GAP Institute and the Group for Legal and Political Studies (GLPS) request the Members of the Kosovo Assembly and the Kosovo Government to terminate the monopoly in the homologation of vehicles, finding it unlawful and detrimental to the financial interests of Kosovos citizens. Moreover, this monopoly is an obstacle to the implementation of the Stabilization and Association Agreement and is being kept in force despite the recommendations of the European Union Office, which reiterate their position that the homologation of vehicles in Kosovo remains an unjustifiable monopoly, contrary to the rules of free competition, while the arbitrary prices for the services in question remain a undue burden for the citizens of Kosovo.
Specifically, we call upon the Government of Kosovo to repeal the Administrative Instruction 02/2018, which enables the current company to proceed with the monopoly in this area. We request guarantees in the new Administrative Instruction that free competition and citizens’ interest will be the guiding principles of Governments policies in this area.

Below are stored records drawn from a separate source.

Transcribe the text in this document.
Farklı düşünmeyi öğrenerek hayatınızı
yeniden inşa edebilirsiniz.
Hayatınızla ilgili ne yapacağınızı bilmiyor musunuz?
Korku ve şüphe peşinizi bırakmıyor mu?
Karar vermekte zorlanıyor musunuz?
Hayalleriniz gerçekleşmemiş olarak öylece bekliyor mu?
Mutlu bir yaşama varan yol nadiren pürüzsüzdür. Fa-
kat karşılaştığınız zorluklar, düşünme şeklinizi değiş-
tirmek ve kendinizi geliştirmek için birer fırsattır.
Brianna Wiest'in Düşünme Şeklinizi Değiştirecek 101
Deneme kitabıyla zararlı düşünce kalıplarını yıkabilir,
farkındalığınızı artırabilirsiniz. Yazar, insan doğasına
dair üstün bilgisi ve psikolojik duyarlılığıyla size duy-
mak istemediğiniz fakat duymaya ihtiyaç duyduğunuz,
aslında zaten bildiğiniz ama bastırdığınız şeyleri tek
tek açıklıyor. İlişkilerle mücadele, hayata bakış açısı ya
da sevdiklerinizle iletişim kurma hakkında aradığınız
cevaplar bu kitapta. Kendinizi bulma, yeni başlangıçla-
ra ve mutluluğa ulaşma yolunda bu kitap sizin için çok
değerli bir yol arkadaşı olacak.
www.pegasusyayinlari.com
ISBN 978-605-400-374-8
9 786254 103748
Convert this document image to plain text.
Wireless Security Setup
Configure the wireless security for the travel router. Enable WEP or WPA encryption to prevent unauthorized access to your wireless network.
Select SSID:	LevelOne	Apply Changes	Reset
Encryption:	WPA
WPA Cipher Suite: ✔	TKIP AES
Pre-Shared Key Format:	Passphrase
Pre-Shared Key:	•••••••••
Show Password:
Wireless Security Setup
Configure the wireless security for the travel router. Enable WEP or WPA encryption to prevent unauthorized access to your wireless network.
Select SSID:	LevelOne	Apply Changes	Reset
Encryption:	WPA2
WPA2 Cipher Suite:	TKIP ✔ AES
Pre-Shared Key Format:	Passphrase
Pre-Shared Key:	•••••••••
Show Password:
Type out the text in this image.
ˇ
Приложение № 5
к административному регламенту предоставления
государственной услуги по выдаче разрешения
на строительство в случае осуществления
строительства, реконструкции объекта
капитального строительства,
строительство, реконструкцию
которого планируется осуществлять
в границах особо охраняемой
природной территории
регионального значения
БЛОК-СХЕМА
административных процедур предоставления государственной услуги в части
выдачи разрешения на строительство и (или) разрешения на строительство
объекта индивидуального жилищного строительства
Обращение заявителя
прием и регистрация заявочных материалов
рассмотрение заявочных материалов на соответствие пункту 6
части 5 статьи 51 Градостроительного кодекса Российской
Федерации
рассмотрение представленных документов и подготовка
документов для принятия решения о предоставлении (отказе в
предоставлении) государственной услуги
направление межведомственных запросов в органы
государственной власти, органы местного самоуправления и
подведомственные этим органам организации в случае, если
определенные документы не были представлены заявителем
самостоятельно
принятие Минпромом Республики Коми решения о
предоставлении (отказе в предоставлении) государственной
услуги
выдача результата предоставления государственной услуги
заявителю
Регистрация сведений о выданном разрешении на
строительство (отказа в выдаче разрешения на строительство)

Our earlier studies have provided evidence that the monopoly on homologation of vehicles constitutes a violation of the Constitution of Kosovo and the Competition Protection Law. We have also found that no country in the region has such monopoly in homologation and that Kosovos citizens pay the highest prices in the region for such service. Our organizations have also stood up against the new Administrative Instruction, which aims to keep this monopoly. During the public consultation process we have forwarded the recommendations to the Ministry of Infrastructure, warning that this Administrative Instruction violates the Law on Protection of Competition. The same comments were also submitted to the Kosovo Competition Authority which, on 22 December 2017, issued its professional opinion on the aforementioned Administrative Instruction, an opinion which is fully in line with our recommendations. Our findings have also been confirmed by the EU Office yesterday in its presentation to the members of the Economic Development Committee of the Kosovo Assembly.
It should also be noted that the homologation process also applies to new cars originating from European Union countries, which have guarantees of compatibility certification standards for the European market. Recognizing that, in the homologation process, Kosovo only applies the standards originating from the European Union and/or its individual member countries, it is unknown what the justification is for having a re-certification of compatibility for such vehicles to operate in the Kosovo market. This is not only an obvious non-tariff barrier against the SAA, but also a ridicule with the citizens of Kosovo.
GAP Institute and GLPS remind the Government of Kosovo and the Minister of Infrastructure, Pal Lekaj that Kosovo has opted for an open economy where citizens’ interests remain key in assessing the appropriateness of state intervention with regulation. That said, GAP and GLPS consider that the clientelism and the monopoly of homologation, given to a single company, should be terminated immediately.